Unnamed: 0,Ex1,Ex2,Ex3
0,100,100,90
1,90,100,90
2,95,100,100


In [None]:
from sklearn.linear_model import LinearRegression
reglin = LinearRegression()
reglin.fit(treino[['Ex1','Ex2']] , treino['Ex3'])
reglin.score(treino[['Ex1','Ex2']] , treino['Ex3'])

0.9818896713333345

In [None]:
test = pd.DataFrame({'Ex1':[80,20,35],
                     'Ex2':[80,40,40],
                     'Ex3':[35,80,90]})
test

Unnamed: 0,Ex1,Ex2,Ex3
0,80,80,35
1,20,40,80
2,35,40,90


In [None]:
preds = reglin.predict(test[['Ex1','Ex2']])
preds

array([73.12693817, 39.75624675, 34.2650204 ])

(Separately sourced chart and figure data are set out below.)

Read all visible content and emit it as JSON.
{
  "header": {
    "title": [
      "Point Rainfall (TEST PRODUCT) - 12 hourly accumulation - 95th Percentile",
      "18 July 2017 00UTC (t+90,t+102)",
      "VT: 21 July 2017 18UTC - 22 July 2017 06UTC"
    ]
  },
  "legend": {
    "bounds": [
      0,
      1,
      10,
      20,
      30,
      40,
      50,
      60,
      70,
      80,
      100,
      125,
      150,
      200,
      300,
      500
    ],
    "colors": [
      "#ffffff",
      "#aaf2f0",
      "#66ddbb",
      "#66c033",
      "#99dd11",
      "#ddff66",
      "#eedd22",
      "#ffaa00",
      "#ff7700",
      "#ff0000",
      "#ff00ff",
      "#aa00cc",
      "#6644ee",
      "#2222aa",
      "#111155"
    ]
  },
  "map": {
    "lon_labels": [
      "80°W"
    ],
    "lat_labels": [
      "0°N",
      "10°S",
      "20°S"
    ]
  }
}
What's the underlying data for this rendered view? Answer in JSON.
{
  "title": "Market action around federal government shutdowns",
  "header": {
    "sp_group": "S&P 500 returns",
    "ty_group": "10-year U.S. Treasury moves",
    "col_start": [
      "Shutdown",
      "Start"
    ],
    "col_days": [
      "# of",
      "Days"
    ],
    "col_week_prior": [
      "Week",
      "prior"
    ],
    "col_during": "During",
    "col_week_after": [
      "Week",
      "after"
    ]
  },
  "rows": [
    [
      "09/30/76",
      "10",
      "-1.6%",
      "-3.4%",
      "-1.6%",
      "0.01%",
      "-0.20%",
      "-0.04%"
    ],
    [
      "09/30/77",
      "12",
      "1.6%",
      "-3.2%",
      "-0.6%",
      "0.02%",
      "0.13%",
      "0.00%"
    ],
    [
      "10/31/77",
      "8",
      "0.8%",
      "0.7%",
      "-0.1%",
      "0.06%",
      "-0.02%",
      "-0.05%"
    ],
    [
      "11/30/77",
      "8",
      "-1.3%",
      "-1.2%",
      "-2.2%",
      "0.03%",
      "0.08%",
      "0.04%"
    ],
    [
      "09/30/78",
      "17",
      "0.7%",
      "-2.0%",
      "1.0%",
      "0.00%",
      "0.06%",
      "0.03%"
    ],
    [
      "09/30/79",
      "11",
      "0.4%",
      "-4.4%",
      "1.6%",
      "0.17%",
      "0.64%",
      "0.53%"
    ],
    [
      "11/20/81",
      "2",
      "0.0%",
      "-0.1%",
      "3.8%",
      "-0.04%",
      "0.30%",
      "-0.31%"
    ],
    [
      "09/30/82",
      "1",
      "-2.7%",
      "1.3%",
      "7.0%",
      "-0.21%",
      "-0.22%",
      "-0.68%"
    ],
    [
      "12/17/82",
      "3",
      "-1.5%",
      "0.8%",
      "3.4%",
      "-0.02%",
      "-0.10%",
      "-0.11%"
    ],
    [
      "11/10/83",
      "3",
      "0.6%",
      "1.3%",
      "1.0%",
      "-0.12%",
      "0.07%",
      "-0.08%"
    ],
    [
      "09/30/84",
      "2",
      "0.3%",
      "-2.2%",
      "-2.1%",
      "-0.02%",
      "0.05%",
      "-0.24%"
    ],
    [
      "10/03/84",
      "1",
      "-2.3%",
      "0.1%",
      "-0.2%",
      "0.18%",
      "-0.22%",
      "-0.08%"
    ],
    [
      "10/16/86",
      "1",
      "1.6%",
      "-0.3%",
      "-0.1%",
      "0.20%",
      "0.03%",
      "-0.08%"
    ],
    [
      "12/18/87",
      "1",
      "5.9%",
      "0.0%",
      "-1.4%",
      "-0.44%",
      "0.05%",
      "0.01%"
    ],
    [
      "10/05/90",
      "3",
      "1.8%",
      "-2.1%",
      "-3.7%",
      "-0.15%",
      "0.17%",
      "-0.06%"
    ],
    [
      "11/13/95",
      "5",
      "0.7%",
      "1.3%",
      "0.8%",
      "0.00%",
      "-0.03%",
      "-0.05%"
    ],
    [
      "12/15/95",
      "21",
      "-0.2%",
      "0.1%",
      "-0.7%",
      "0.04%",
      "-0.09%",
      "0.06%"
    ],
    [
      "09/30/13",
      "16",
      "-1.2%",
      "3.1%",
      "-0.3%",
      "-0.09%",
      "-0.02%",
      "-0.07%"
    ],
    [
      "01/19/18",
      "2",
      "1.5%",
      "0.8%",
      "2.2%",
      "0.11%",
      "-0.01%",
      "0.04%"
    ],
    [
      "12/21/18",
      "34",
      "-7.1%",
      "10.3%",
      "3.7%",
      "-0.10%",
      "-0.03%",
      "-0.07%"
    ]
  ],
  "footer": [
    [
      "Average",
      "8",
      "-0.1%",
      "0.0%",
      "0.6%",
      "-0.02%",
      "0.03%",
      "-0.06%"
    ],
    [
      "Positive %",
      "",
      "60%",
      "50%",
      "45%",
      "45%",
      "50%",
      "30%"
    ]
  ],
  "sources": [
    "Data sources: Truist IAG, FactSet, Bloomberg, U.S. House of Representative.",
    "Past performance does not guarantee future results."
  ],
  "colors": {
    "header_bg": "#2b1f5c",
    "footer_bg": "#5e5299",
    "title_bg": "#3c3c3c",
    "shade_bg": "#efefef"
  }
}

## Activity: Algorithmic and Historical bias


**Problem**

Even foundational models like linear regression can perpetuate and amplify biases present in their training data, leading to unfair or inaccurate predictions. Your task is to select a dataset from Kaggle suitable for linear regression. Train a linear regression model on your chosen dataset and generate predictions. Then analyze your predictions for evidence of bias (in case there are).

**Conclusions**

Summarize the specific biases identified in your model's predictions, detailing their impact. Discuss the effectiveness of any mitigation strategies you attempted or propose and reflect on the ethical implications of your findings. Your conclusion should articulate the challenges of achieving fairness in machine learning and suggest future research directions or practical steps for developing more equitable predictive models. In case there are no signs of bias, provide concrete evidence of it and comment on this finding.